Elsewhere the fighting had been equally strenuous. After many and many an attempt the castle was at length won, and later Walker's brigade tore its gallant way over the San Vincente Bastion, victorious in spite of mines and guns fired at point-blank range. It was from that quarter, in fact, that success at length came; for the Light and the 4th Divisions had as yet failed to burst their way through the breaches before them. But an advance from the direction of San Vincente took the defenders in the rear, and just as our men had retired at the orders of Wellington, preparatory to a fresh attack, those breaches were taken. Men burst in now from all directions; the enemy fled for the most part to Fort Christoval, over the river, and Badajoz was ours. Cheers and counter cheers were heard in all quarters. The wounded sat up as best they could and joined in the jubilation, and then pandemonium again broke out in every street of the city; for the victorious troops straightway got out of hand. They poured in a torrent through the streets of Badajoz, rifling the houses, and, breaking into the cabarets, helped themselves to the wines of Spain. That early morning, in fact, discovered a terrible situation in the fortress; for of order there was none. Drunken soldiers staggered over the pavements committing violence everywhere, while as many more were pillaging or doing actual violence to the unfortunate inhabitants. And all that while Tom Clifford lay on the slope of the breach which with many another gallant soul he had endeavoured to storm. Regiments passed over him. The surgeons and their bearers came and went in search of the wounded, and passed him always. For Tom lay stark and still. With his face half-buried in the torn tunic of a soldier who had died while doing his duty, and his limbs curled up as if he were asleep, he lay without a movement, appearing not even to breathe, lifeless to those who cast a casual glance at him.
"Dead!" groaned Jack and Andrews when at length they found him. "Killed by the mine which wiped out every man of 'the forlorn hope.' Poor Tom!"
"Breathing!" shouted Alfonso, who also accompanied him. "I tell you he is still alive."

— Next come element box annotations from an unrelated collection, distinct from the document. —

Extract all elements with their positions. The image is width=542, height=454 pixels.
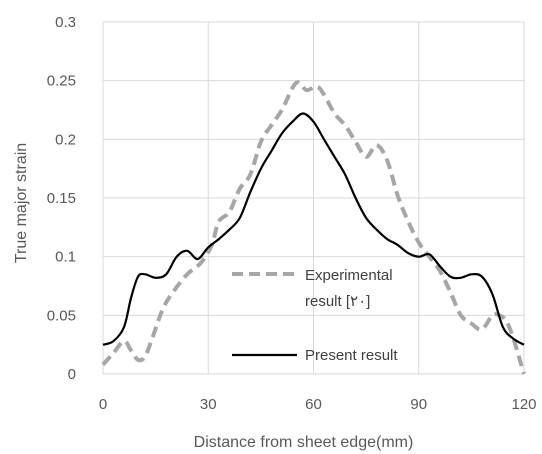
series-line-experimental [101,80,526,375]
y-tick-label: 0.1 [55,249,76,266]
y-tick-label: 0.15 [47,190,76,207]
series-line-present [102,112,525,346]
x-axis-title: Distance from sheet edge(mm) [194,434,414,451]
x-tick-label: 120 [511,396,536,413]
y-tick-label: 0.3 [55,14,76,31]
legend-label: Experimental [305,267,393,284]
y-tick-label: 0.25 [47,73,76,90]
legend: Experimental result [۲۰] Present result [232,267,398,364]
tick-labels: 0 30 60 90 120 0 0.05 0.1 0.15 0.2 0.25 0.3 [47,14,537,413]
y-axis-title: True major strain [13,143,30,263]
gridlines [102,21,525,375]
x-tick-label: 30 [200,396,217,413]
x-tick-label: 60 [305,396,322,413]
y-tick-label: 0.2 [55,131,76,148]
x-tick-label: 90 [410,396,427,413]
y-tick-label: 0.05 [47,307,76,324]
legend-label: Present result [305,347,398,364]
y-tick-label: 0 [68,366,76,383]
x-tick-label: 0 [99,396,107,413]
legend-label: result [۲۰] [305,293,370,310]
series-lines [101,80,526,375]
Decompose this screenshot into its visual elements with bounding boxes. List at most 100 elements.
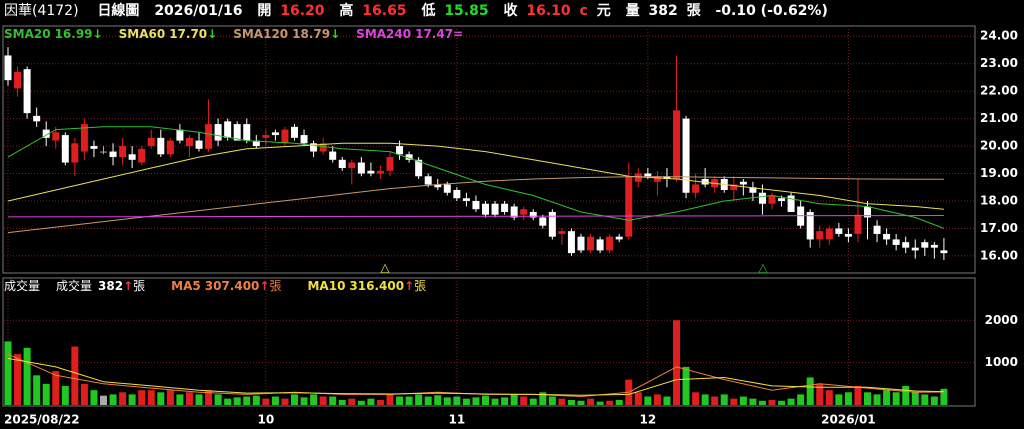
volume-bar <box>711 396 719 405</box>
volume-trend: ↑ <box>123 279 133 293</box>
candle-body <box>291 126 298 138</box>
volume-bar <box>529 398 537 405</box>
candle-body <box>434 184 442 188</box>
ma-line <box>7 215 944 218</box>
volume-bar <box>844 392 852 405</box>
legend-trend: = <box>453 27 463 41</box>
stock-name: 因華(4172) <box>4 3 79 19</box>
change: -0.10 (-0.62%) <box>715 3 827 19</box>
volume-bar <box>682 366 690 405</box>
volume-bar <box>548 396 556 405</box>
candle-body <box>491 203 499 215</box>
ma-line <box>7 357 944 396</box>
x-tick-label: 11 <box>448 413 465 427</box>
y-tick-label: 23.00 <box>980 56 1018 70</box>
date: 2026/01/16 <box>154 3 242 19</box>
volume-name: 成交量 <box>56 278 92 293</box>
volume-bar <box>587 398 595 405</box>
marker: △ <box>758 261 768 275</box>
candle-body <box>930 244 938 248</box>
volume-unit: 張 <box>687 3 702 19</box>
period: 日線圖 <box>97 2 139 19</box>
candle-body <box>281 129 289 144</box>
volume-bar <box>854 385 862 405</box>
volume-bar <box>892 392 900 405</box>
candle-body <box>873 225 881 234</box>
candle-body <box>415 159 423 177</box>
volume-bar <box>14 354 22 405</box>
y-tick-label: 18.00 <box>980 193 1018 207</box>
y-tick-label: 22.00 <box>980 84 1018 98</box>
candle-body <box>835 228 843 234</box>
candle-body <box>892 239 900 245</box>
volume-bar <box>205 390 213 405</box>
open: 16.20 <box>280 3 325 19</box>
volume-bar <box>71 346 79 405</box>
high: 16.65 <box>362 3 406 19</box>
volume-bar <box>606 400 614 405</box>
candle-body <box>376 170 384 174</box>
volume-bar <box>157 392 165 405</box>
volume-bar <box>424 396 432 405</box>
candle-body <box>157 137 165 155</box>
candle-body <box>625 176 633 237</box>
low: 15.85 <box>444 3 488 19</box>
volume-bar <box>520 396 528 405</box>
candle-body <box>902 242 910 248</box>
candle-body <box>529 211 537 218</box>
candle-body <box>443 184 451 193</box>
volume-bar <box>692 392 700 405</box>
candle-body <box>52 132 60 141</box>
volume-bar <box>310 394 318 405</box>
volume-bar <box>634 392 642 405</box>
candle-body <box>940 250 948 254</box>
volume-bar <box>262 398 270 405</box>
volume-bar <box>138 390 146 405</box>
y-tick-label: 19.00 <box>980 166 1018 180</box>
candle-body <box>806 211 814 240</box>
candle-body <box>224 121 232 138</box>
volume-bar <box>720 394 728 405</box>
candle-body <box>329 151 337 160</box>
volume-bar <box>376 399 384 405</box>
volume-bar <box>902 385 910 405</box>
candle-body <box>921 242 929 248</box>
volume-bar <box>329 396 337 405</box>
volume-bar <box>405 396 413 405</box>
close-label: 收 <box>503 2 518 19</box>
candle-body <box>768 195 776 204</box>
volume-bar <box>128 394 136 405</box>
volume-bar <box>663 396 671 405</box>
volume-bar <box>338 399 346 405</box>
close: 16.10 <box>526 3 571 19</box>
volume-bar <box>911 392 919 405</box>
candle-body <box>615 236 623 240</box>
y-tick-label: 21.00 <box>980 111 1018 125</box>
candle-body <box>644 173 652 177</box>
volume-bar <box>701 394 709 405</box>
candle-body <box>701 179 709 185</box>
candle-body <box>310 143 318 152</box>
x-tick-label: 2026/01 <box>821 413 875 427</box>
volume-bar <box>396 396 404 405</box>
candle-body <box>778 198 786 201</box>
candle-body <box>825 228 833 240</box>
candle-body <box>23 69 31 114</box>
ma-line <box>7 142 944 210</box>
volume-bar <box>778 400 786 405</box>
volume-bar <box>558 398 566 405</box>
volume: 382 <box>648 3 677 19</box>
volume-bar <box>33 375 41 405</box>
legend-unit: 張 <box>414 279 426 293</box>
y-tick-label: 16.00 <box>980 248 1018 262</box>
x-tick-label: 12 <box>639 413 656 427</box>
candle-body <box>539 217 547 226</box>
volume-bar <box>615 399 623 405</box>
candle-body <box>596 239 604 251</box>
legend-value: 18.79 <box>292 27 330 41</box>
volume-bar <box>300 397 308 405</box>
candle-body <box>4 55 12 81</box>
volume-bar <box>739 396 747 405</box>
candle-body <box>367 170 375 174</box>
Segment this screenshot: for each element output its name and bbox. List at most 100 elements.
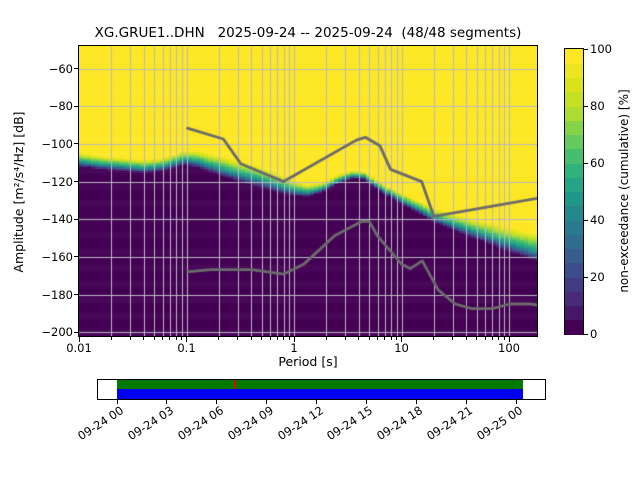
timeline-tick-mark: [166, 400, 168, 404]
y-tick-label: −100: [41, 136, 73, 151]
x-minor-tick-mark: [175, 337, 177, 340]
x-tick-mark: [186, 337, 187, 342]
colorbar: [564, 48, 584, 335]
colorbar-tick-label: 60: [590, 156, 605, 170]
x-minor-tick-mark: [358, 337, 360, 340]
colorbar-patch: [565, 319, 583, 335]
timeline-tick-mark: [415, 400, 417, 404]
colorbar-patch: [565, 277, 583, 292]
colorbar-patch: [565, 191, 583, 207]
x-minor-tick-mark: [433, 337, 435, 340]
colorbar-patch: [565, 291, 583, 306]
y-tick-label: −60: [48, 61, 73, 76]
x-tick-label: 1: [290, 341, 298, 355]
x-minor-tick-mark: [503, 337, 505, 340]
x-minor-tick-mark: [181, 337, 183, 340]
y-tick-mark: [74, 143, 78, 145]
y-tick-label: −180: [41, 287, 73, 302]
y-tick-mark: [74, 256, 78, 258]
y-tick-label: −160: [41, 249, 73, 264]
x-minor-tick-mark: [384, 337, 386, 340]
colorbar-patch: [565, 220, 583, 235]
colorbar-tick-mark: [584, 162, 588, 164]
x-minor-tick-mark: [283, 337, 285, 340]
x-tick-label: 0.01: [66, 341, 92, 355]
plot-title: XG.GRUE1..DHN 2025-09-24 -- 2025-09-24 (…: [94, 25, 522, 41]
x-minor-tick-mark: [261, 337, 263, 340]
x-minor-tick-mark: [491, 337, 493, 340]
x-minor-tick-mark: [476, 337, 478, 340]
colorbar-tick-mark: [584, 276, 588, 278]
y-tick-mark: [74, 105, 78, 107]
x-minor-tick-mark: [276, 337, 278, 340]
colorbar-tick-label: 0: [590, 327, 598, 341]
x-minor-tick-mark: [169, 337, 171, 340]
coverage-timeline: [97, 379, 546, 400]
ppsd-heatmap-canvas: [79, 46, 537, 336]
timeline-tick-mark: [316, 400, 317, 404]
segments-bar: [117, 389, 523, 399]
x-tick-label: 100: [498, 341, 520, 355]
colorbar-patch: [565, 148, 583, 164]
x-minor-tick-mark: [110, 337, 112, 340]
timeline-tick-mark: [465, 400, 467, 404]
colorbar-patch: [565, 120, 583, 135]
y-axis-label: Amplitude [m²/s⁴/Hz] [dB]: [11, 111, 26, 273]
colorbar-label: non-exceedance (cumulative) [%]: [617, 89, 631, 293]
x-minor-tick-mark: [344, 337, 346, 340]
y-tick-mark: [74, 218, 78, 220]
x-minor-tick-mark: [484, 337, 486, 340]
x-minor-tick-mark: [129, 337, 131, 340]
colorbar-patch: [565, 63, 583, 78]
colorbar-patch: [565, 49, 583, 64]
x-minor-tick-mark: [269, 337, 271, 340]
colorbar-patch: [565, 91, 583, 107]
x-tick-label: 0.1: [177, 341, 196, 355]
x-minor-tick-mark: [396, 337, 398, 340]
x-minor-tick-mark: [377, 337, 379, 340]
x-minor-tick-mark: [143, 337, 145, 340]
y-tick-label: −140: [41, 212, 73, 227]
colorbar-patch: [565, 205, 583, 221]
y-tick-label: −120: [41, 174, 73, 189]
x-minor-tick-mark: [237, 337, 239, 340]
colorbar-patch: [565, 77, 583, 93]
x-minor-tick-mark: [465, 337, 467, 340]
x-tick-label: 10: [394, 341, 409, 355]
colorbar-tick-mark: [584, 333, 588, 335]
x-tick-mark: [78, 337, 80, 342]
gap-marker: [233, 380, 236, 389]
y-tick-mark: [74, 181, 78, 183]
main-axes: [78, 45, 538, 337]
x-minor-tick-mark: [218, 337, 220, 340]
y-tick-mark: [74, 331, 78, 333]
timeline-tick-mark: [515, 400, 517, 404]
timeline-tick-mark: [365, 400, 367, 404]
colorbar-patch: [565, 234, 583, 249]
colorbar-patch: [565, 177, 583, 192]
x-minor-tick-mark: [390, 337, 392, 340]
colorbar-patch: [565, 262, 583, 278]
x-minor-tick-mark: [498, 337, 500, 340]
x-minor-tick-mark: [250, 337, 252, 340]
colorbar-patch: [565, 134, 583, 150]
y-tick-mark: [74, 68, 78, 70]
colorbar-tick-label: 20: [590, 270, 605, 284]
timeline-tick-mark: [266, 400, 268, 404]
y-tick-label: −200: [41, 325, 73, 340]
x-minor-tick-mark: [162, 337, 164, 340]
colorbar-patch: [565, 163, 583, 178]
colorbar-tick-mark: [584, 219, 588, 221]
colorbar-tick-mark: [584, 48, 588, 50]
colorbar-patch: [565, 106, 583, 121]
x-minor-tick-mark: [288, 337, 290, 340]
x-minor-tick-mark: [452, 337, 454, 340]
colorbar-tick-mark: [584, 105, 588, 107]
colorbar-patch: [565, 305, 583, 321]
x-tick-mark: [293, 337, 295, 342]
y-tick-label: −80: [48, 99, 73, 114]
colorbar-patch: [565, 248, 583, 264]
y-tick-mark: [74, 294, 78, 296]
x-tick-mark: [401, 337, 403, 342]
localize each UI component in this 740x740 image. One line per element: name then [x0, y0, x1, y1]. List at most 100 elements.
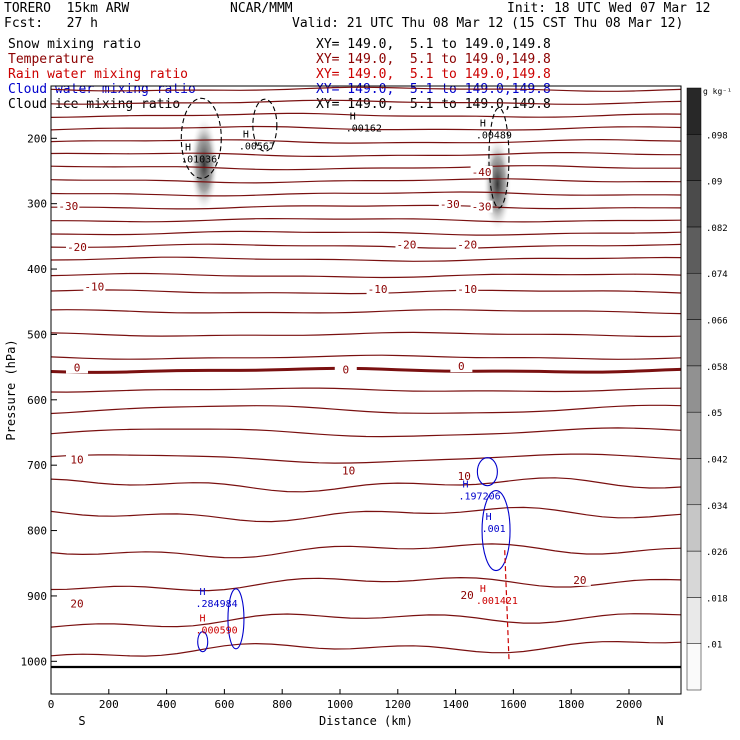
temperature-label-bg — [66, 241, 89, 254]
isotherm-line — [50, 165, 681, 171]
x-tick-label: 0 — [48, 698, 55, 711]
maximum-marker: H — [462, 479, 468, 490]
temperature-label-bg — [456, 588, 479, 601]
temperature-label: -20 — [457, 239, 477, 252]
north-end-label: N — [656, 714, 663, 728]
temperature-label: 10 — [70, 454, 83, 467]
temperature-label: -30 — [472, 201, 492, 214]
colorbar-swatch — [686, 319, 702, 367]
isotherm-line — [50, 112, 682, 118]
temperature-label-bg — [395, 238, 418, 251]
cloud-ice-contour — [252, 98, 278, 152]
isotherm-line — [50, 613, 682, 628]
maximum-value: .001 — [482, 524, 506, 535]
isotherm-line — [50, 99, 682, 105]
colorbar-swatch — [686, 458, 702, 506]
colorbar-swatch — [686, 180, 702, 228]
temperature-label-bg — [470, 165, 493, 178]
isotherm-line — [50, 404, 682, 415]
temperature-label-bg — [337, 464, 360, 477]
colorbar-swatch — [686, 550, 702, 598]
x-tick-label: 400 — [157, 698, 177, 711]
legend-temperature-xy: XY= 149.0, 5.1 to 149.0,149.8 — [316, 52, 551, 67]
colorbar-swatch — [686, 643, 702, 691]
temperature-label: 0 — [342, 363, 349, 376]
temperature-label: 10 — [342, 465, 355, 478]
colorbar-label: .058 — [706, 363, 728, 373]
colorbar-label: .05 — [706, 409, 722, 419]
temperature-label-bg — [66, 361, 89, 374]
legend-snow-name: Snow mixing ratio — [8, 37, 142, 52]
colorbar-swatch — [686, 411, 702, 459]
model-title: TORERO 15km ARW — [4, 1, 130, 16]
isotherm-line — [50, 256, 682, 262]
temperature-label-bg — [66, 597, 89, 610]
maximum-marker: H — [200, 613, 206, 624]
temperature-label: -40 — [472, 166, 492, 179]
isotherm-line — [50, 640, 682, 657]
rain-water-contour — [504, 550, 510, 662]
legend-cloud-ice-name: Cloud ice mixing ratio — [8, 97, 181, 112]
isotherm-line — [50, 243, 682, 249]
temperature-label: 10 — [458, 470, 471, 483]
colorbar-label: .026 — [706, 548, 728, 558]
cloud-water-contour — [227, 588, 245, 650]
temperature-label: -10 — [368, 283, 388, 296]
y-axis-label: Pressure (hPa) — [4, 339, 18, 440]
maximum-value: .197206 — [458, 491, 500, 502]
x-tick-label: 1800 — [558, 698, 585, 711]
temperature-label: -30 — [58, 200, 78, 213]
isotherm-line — [50, 289, 682, 295]
temperature-label: -10 — [84, 280, 104, 293]
maximum-marker: H — [185, 143, 191, 154]
x-tick-label: 1600 — [500, 698, 527, 711]
y-tick-label: 900 — [27, 590, 47, 603]
legend-snow-xy: XY= 149.0, 5.1 to 149.0,149.8 — [316, 37, 551, 52]
cloud-water-contour — [197, 631, 209, 653]
maximum-value: .001421 — [476, 596, 518, 607]
maximum-marker: H — [350, 111, 356, 122]
temperature-label: -20 — [397, 239, 417, 252]
isotherm-line — [50, 191, 682, 197]
isotherm-line — [50, 453, 682, 464]
colorbar-swatch — [686, 365, 702, 413]
isotherm-line — [51, 217, 682, 223]
cloud-ice-contour — [488, 107, 510, 209]
x-tick-label: 1000 — [327, 698, 354, 711]
colorbar-label: .042 — [706, 455, 728, 465]
isotherm-line — [50, 178, 682, 184]
temperature-label: 20 — [70, 597, 83, 610]
forecast-hour: Fcst: 27 h — [4, 16, 98, 31]
maximum-value: .00489 — [476, 130, 512, 141]
colorbar-unit: g kg⁻¹ — [703, 87, 732, 96]
colorbar-swatch — [686, 597, 702, 644]
isotherm-line — [50, 138, 682, 144]
x-tick-label: 600 — [214, 698, 234, 711]
colorbar-label: .082 — [706, 224, 728, 234]
cloud-water-contour — [481, 490, 511, 572]
maximum-value: .00567 — [239, 142, 275, 153]
colorbar-label: .074 — [706, 270, 728, 280]
isotherm-line — [50, 152, 681, 158]
y-tick-label: 200 — [27, 132, 47, 145]
colorbar-label: .034 — [706, 502, 728, 512]
organization: NCAR/MMM — [230, 1, 293, 16]
isotherm-line — [50, 477, 682, 493]
isotherm-line — [50, 272, 682, 279]
isotherm-line — [50, 331, 682, 338]
legend-temperature-name: Temperature — [8, 52, 95, 67]
x-axis-label: Distance (km) — [319, 714, 413, 728]
colorbar-label: .09 — [706, 178, 722, 188]
y-tick-label: 800 — [27, 525, 47, 538]
maximum-value: .000590 — [196, 625, 238, 636]
maximum-marker: H — [480, 584, 486, 595]
colorbar-swatch — [686, 226, 702, 274]
temperature-label-bg — [568, 573, 591, 586]
maximum-marker: H — [243, 130, 249, 141]
south-end-label: S — [78, 714, 85, 728]
maximum-value: .284984 — [196, 599, 238, 610]
temperature-label-bg — [366, 282, 389, 295]
colorbar-label: .018 — [706, 594, 728, 604]
temperature-label-bg — [450, 360, 473, 373]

That brought them all about him, and within a few minutes our hero was being carried from the breach. But was he living still? Was Badajoz to see the end of a promising career, and put a stop to his quest? Or would Tom Clifford appear upon the scenes again, and still have something to say to the rascal who had abducted both father and uncle?
[CHAPTER XV]
Round about Badajoz
There was a business-like air about the jovial Jack Barwood on the second morning after the fall of Badajoz, a seriousness about the smart young adjutant to which his friends were unaccustomed, a furrowing of his youthful brow, and an appearance of intentness and determination which would have aroused the friendly satire of old comrades. Dressed in the smart uniform of the gallant 60th Rifles, he marched briskly along one of the quieter streets, passing as he did so a half-company of infantry escorting a batch of semi-drunken soldiers, the gallant souls amongst Wellington's army who, now that the fighting was over, had lost all sense of discipline, and, aching no doubt for the many good things to which they had been strangers for so long, had burst their way into private dwellings and had behaved like scoundrels instead of brave soldiers.
Jack took the salute of a Portuguese guerrilla sentry marching sedately to and fro before a huge door, and that too of a Spaniard, one also of the band under Tom's command.